ND governor urges speedy, safe pipeline building

BISMARCK, N.D. (AP) — Gov. Jack Dalrymple urged pipeline industry officials Thursday to quickly — and safely — expand North Dakota's pipeline network to keep pace with record production in the state's booming oil patch.

Increasing the number of pipelines in North Dakota would dramatically reduce truck traffic, curb natural gas flaring and create more markets for the state's oil and natural gas, Dalrymple told an audience or more than 100 industry and government officials at conference he organized in Bismarck.

"No single thing will do more to reduce human impacts of rapid oil development than pipelines," Dalrymple said. "Build more. ... Do it as fast as you can."

But the governor cautioned companies to pursue the projects safely and correctly.

"You've got to handle this right," Dalrymple said. "One bad situation will create a lot of problems."

North Dakota, the nation's No. 2 oil producer behind Texas, is on pace to double its oil production by 2015 to more than 1 million barrels a day. About one-quarter of North Dakota's daily oil production is shipped by rail, and some by truck, due to the lack of pipeline capacity in the state, Justin Kringstad, director of the North Dakota Pipeline Authority, told The Associated Press.

The governor also addressed the natural gas being lost by the state's oil industry. More than one-third of the natural gas produced during oil drilling in North Dakota is burned off as a byproduct of the state's escalating oil production, state statistics show.

The amount of natural gas wasted daily could heat more than 2,300 homes in the state for a year, officials have said.

"Waste bothers North Dakotans," Dalrymple said. "It bothers me."

About $3 billion in infrastructure improvements are planned to process natural gas and move it to the market. Six major oil pipeline projects also are proposed to help move crude out of the rich Bakken and Three Forks formations in western North Dakota, Kringstad said.

Dalrymple said if all proposed projects are built, the expanded pipeline network would have the capacity to move about 1.5 million barrels to out-of-state markets daily.

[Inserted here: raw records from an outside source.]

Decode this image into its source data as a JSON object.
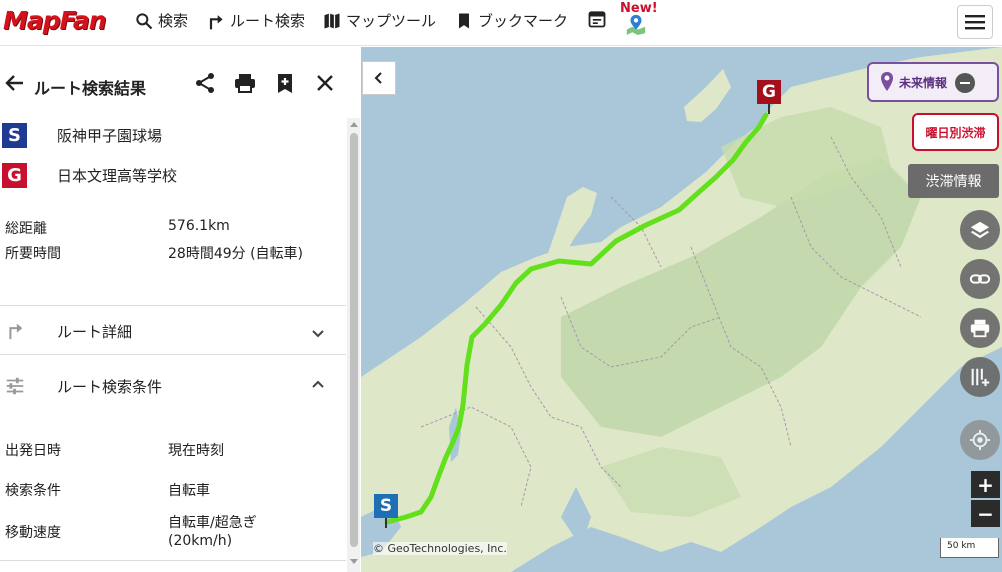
{
  "header": {
    "logo": "MapFan",
    "nav": [
      {
        "label": "検索",
        "icon": "search-icon"
      },
      {
        "label": "ルート検索",
        "icon": "route-turn-icon"
      },
      {
        "label": "マップツール",
        "icon": "map-icon"
      },
      {
        "label": "ブックマーク",
        "icon": "bookmark-icon"
      }
    ],
    "calendar_icon": "calendar-icon",
    "new_badge": "New!",
    "menu_icon": "hamburger-menu-icon"
  },
  "panel": {
    "title": "ルート検索結果",
    "start": {
      "badge": "S",
      "name": "阪神甲子園球場",
      "color": "#1f3a93"
    },
    "goal": {
      "badge": "G",
      "name": "日本文理高等学校",
      "color": "#c8102e"
    },
    "summary": [
      {
        "key": "総距離",
        "value": "576.1km"
      },
      {
        "key": "所要時間",
        "value": "28時間49分 (自転車)"
      }
    ],
    "sections": {
      "route_detail": "ルート詳細",
      "route_conditions": "ルート検索条件"
    },
    "conditions": [
      {
        "key": "出発日時",
        "value": "現在時刻"
      },
      {
        "key": "検索条件",
        "value": "自転車"
      },
      {
        "key": "移動速度",
        "value": "自転車/超急ぎ",
        "value2": "(20km/h)"
      }
    ]
  },
  "map": {
    "future_info": "未来情報",
    "weekday_traffic": "曜日別渋滞",
    "traffic_info": "渋滞情報",
    "copyright": "© GeoTechnologies, Inc.",
    "scale": "50 km",
    "start_marker": "S",
    "goal_marker": "G",
    "route_color": "#62e01c",
    "zoom_in": "+",
    "zoom_out": "−"
  }
}
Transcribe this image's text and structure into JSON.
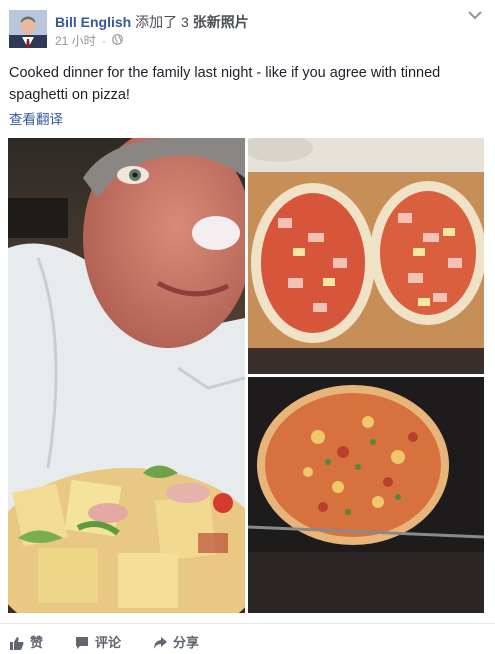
{
  "header": {
    "author": "Bill English",
    "action": "添加了",
    "count": "3",
    "photos_word": "张新照片",
    "time": "21 小时",
    "separator": "·",
    "avatar_icon": "profile-photo",
    "audience_icon": "globe-icon",
    "menu_icon": "chevron-down-icon"
  },
  "post": {
    "text": "Cooked dinner for the family last night - like if you agree with tinned spaghetti on pizza!",
    "translate": "查看翻译"
  },
  "photos": {
    "count": 3,
    "items": [
      {
        "name": "selfie-with-pizza"
      },
      {
        "name": "two-uncooked-pizzas"
      },
      {
        "name": "cooked-pizza-in-oven"
      }
    ]
  },
  "actions": {
    "like": "赞",
    "comment": "评论",
    "share": "分享"
  },
  "colors": {
    "link": "#365899",
    "meta": "#90949c",
    "action": "#606770"
  }
}
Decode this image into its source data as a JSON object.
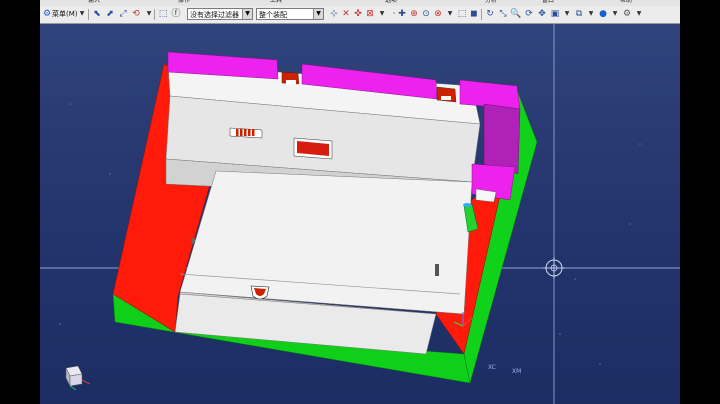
{
  "menu_labels": [
    "输入",
    "操作",
    "工具",
    "选项",
    "分析",
    "窗口",
    "帮助"
  ],
  "toolbar": {
    "menu_label": "菜单(M)",
    "selection_filter": "没有选择过滤器",
    "assembly_scope": "整个装配"
  },
  "viewport": {
    "triad_labels": [
      "XC",
      "XM"
    ],
    "crosshair_icon": "crosshair-icon",
    "orient_icon": "view-orientation-icon"
  },
  "colors": {
    "background_top": "#33467f",
    "background_bottom": "#1b2d63",
    "face_red": "#ff1a0a",
    "face_green": "#11d21a",
    "face_magenta": "#ee22ee",
    "face_white": "#ededed"
  }
}
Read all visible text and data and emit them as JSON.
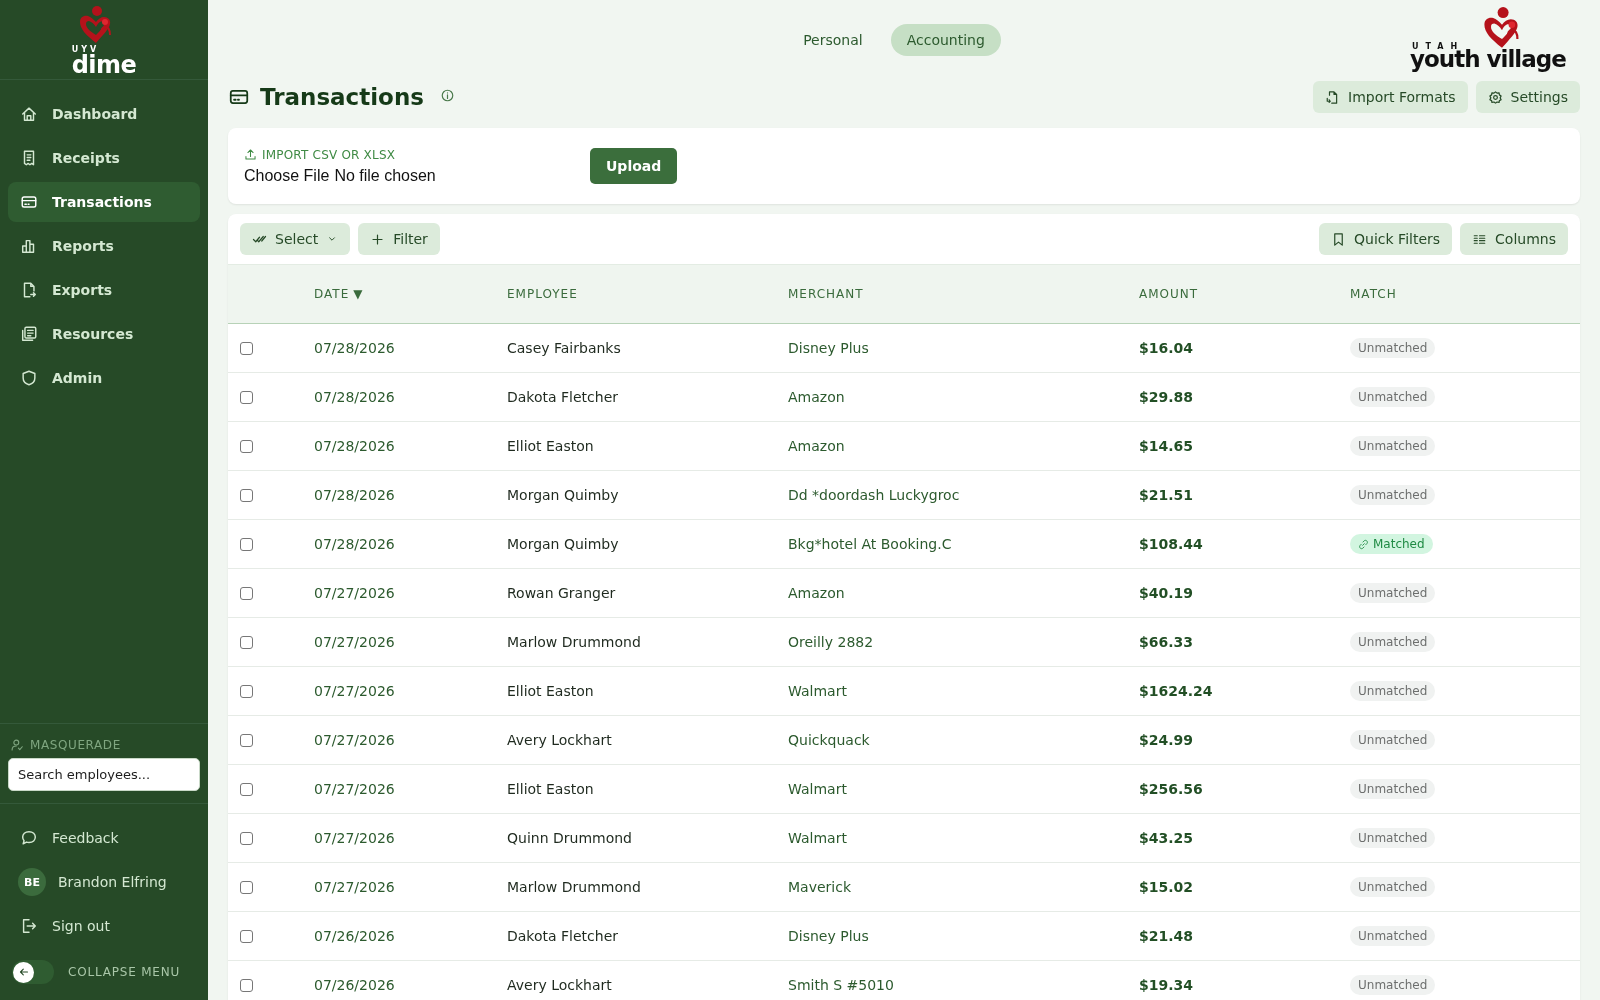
{
  "brand": {
    "small": "UYV",
    "name": "dime"
  },
  "nav": [
    {
      "label": "Dashboard",
      "selected": false
    },
    {
      "label": "Receipts",
      "selected": false
    },
    {
      "label": "Transactions",
      "selected": true
    },
    {
      "label": "Reports",
      "selected": false
    },
    {
      "label": "Exports",
      "selected": false
    },
    {
      "label": "Resources",
      "selected": false
    },
    {
      "label": "Admin",
      "selected": false
    }
  ],
  "masquerade": {
    "label": "MASQUERADE",
    "placeholder": "Search employees..."
  },
  "footer": [
    {
      "kind": "feedback",
      "label": "Feedback"
    },
    {
      "kind": "user",
      "initials": "BE",
      "label": "Brandon Elfring"
    },
    {
      "kind": "signout",
      "label": "Sign out"
    }
  ],
  "collapse": {
    "label": "COLLAPSE MENU",
    "on": false
  },
  "mode_tabs": [
    {
      "label": "Personal",
      "selected": false
    },
    {
      "label": "Accounting",
      "selected": true
    }
  ],
  "org_logo": {
    "small": "UTAH",
    "name": "youth village"
  },
  "page": {
    "title": "Transactions"
  },
  "header_buttons": [
    {
      "label": "Import Formats"
    },
    {
      "label": "Settings"
    }
  ],
  "import": {
    "label": "IMPORT CSV OR XLSX",
    "file_button": "Choose File",
    "file_status": "No file chosen",
    "upload": "Upload"
  },
  "toolbar": {
    "left": [
      {
        "label": "Select"
      },
      {
        "label": "Filter"
      }
    ],
    "right": [
      {
        "label": "Quick Filters"
      },
      {
        "label": "Columns"
      }
    ]
  },
  "table": {
    "columns": [
      {
        "label": "DATE",
        "sort": "▼"
      },
      {
        "label": "EMPLOYEE"
      },
      {
        "label": "MERCHANT"
      },
      {
        "label": "AMOUNT"
      },
      {
        "label": "MATCH"
      }
    ],
    "rows": [
      {
        "checked": false,
        "date": "07/28/2026",
        "employee": "Casey Fairbanks",
        "merchant": "Disney Plus",
        "amount": "$16.04",
        "match": "Unmatched",
        "matched": false
      },
      {
        "checked": false,
        "date": "07/28/2026",
        "employee": "Dakota Fletcher",
        "merchant": "Amazon",
        "amount": "$29.88",
        "match": "Unmatched",
        "matched": false
      },
      {
        "checked": false,
        "date": "07/28/2026",
        "employee": "Elliot Easton",
        "merchant": "Amazon",
        "amount": "$14.65",
        "match": "Unmatched",
        "matched": false
      },
      {
        "checked": false,
        "date": "07/28/2026",
        "employee": "Morgan Quimby",
        "merchant": "Dd *doordash Luckygroc",
        "amount": "$21.51",
        "match": "Unmatched",
        "matched": false
      },
      {
        "checked": false,
        "date": "07/28/2026",
        "employee": "Morgan Quimby",
        "merchant": "Bkg*hotel At Booking.C",
        "amount": "$108.44",
        "match": "Matched",
        "matched": true
      },
      {
        "checked": false,
        "date": "07/27/2026",
        "employee": "Rowan Granger",
        "merchant": "Amazon",
        "amount": "$40.19",
        "match": "Unmatched",
        "matched": false
      },
      {
        "checked": false,
        "date": "07/27/2026",
        "employee": "Marlow Drummond",
        "merchant": "Oreilly 2882",
        "amount": "$66.33",
        "match": "Unmatched",
        "matched": false
      },
      {
        "checked": false,
        "date": "07/27/2026",
        "employee": "Elliot Easton",
        "merchant": "Walmart",
        "amount": "$1624.24",
        "match": "Unmatched",
        "matched": false
      },
      {
        "checked": false,
        "date": "07/27/2026",
        "employee": "Avery Lockhart",
        "merchant": "Quickquack",
        "amount": "$24.99",
        "match": "Unmatched",
        "matched": false
      },
      {
        "checked": false,
        "date": "07/27/2026",
        "employee": "Elliot Easton",
        "merchant": "Walmart",
        "amount": "$256.56",
        "match": "Unmatched",
        "matched": false
      },
      {
        "checked": false,
        "date": "07/27/2026",
        "employee": "Quinn Drummond",
        "merchant": "Walmart",
        "amount": "$43.25",
        "match": "Unmatched",
        "matched": false
      },
      {
        "checked": false,
        "date": "07/27/2026",
        "employee": "Marlow Drummond",
        "merchant": "Maverick",
        "amount": "$15.02",
        "match": "Unmatched",
        "matched": false
      },
      {
        "checked": false,
        "date": "07/26/2026",
        "employee": "Dakota Fletcher",
        "merchant": "Disney Plus",
        "amount": "$21.48",
        "match": "Unmatched",
        "matched": false
      },
      {
        "checked": false,
        "date": "07/26/2026",
        "employee": "Avery Lockhart",
        "merchant": "Smith S #5010",
        "amount": "$19.34",
        "match": "Unmatched",
        "matched": false
      }
    ]
  }
}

The projects include TransCanada Corp.'s Keystone XL project, a controversial Canada-to-Texas pipeline that would carry Canadian tar sands oil and 100,000 barrels of crude daily from North Dakota and Montana.

Alex Pourbaix, TransCanada's president for energy and oil pipelines, told the AP that the company "is very, very confident this project is going to go," despite objections from environmental groups and others.

"Pipelines are much, much safer than rail and incredibly safer than trucks," he said.

"If you don't like flaring, you have to like pipelines," said Gene Veeder, a rancher and executive director of McKenzie County Job Development Authority. "If you don't like trucks, you have to like pipelines."

Veeder, 56, said an oil pipeline has been on his family's ranch in western North Dakota for as long as he can remember. Veeder said five more pipelines are being built near the ranch.

He said pipeline companies must deal with landowners fairly and that the projects need to be built with safety in mind.

"If you have one bad player, it trips over to all of you," Veeder said.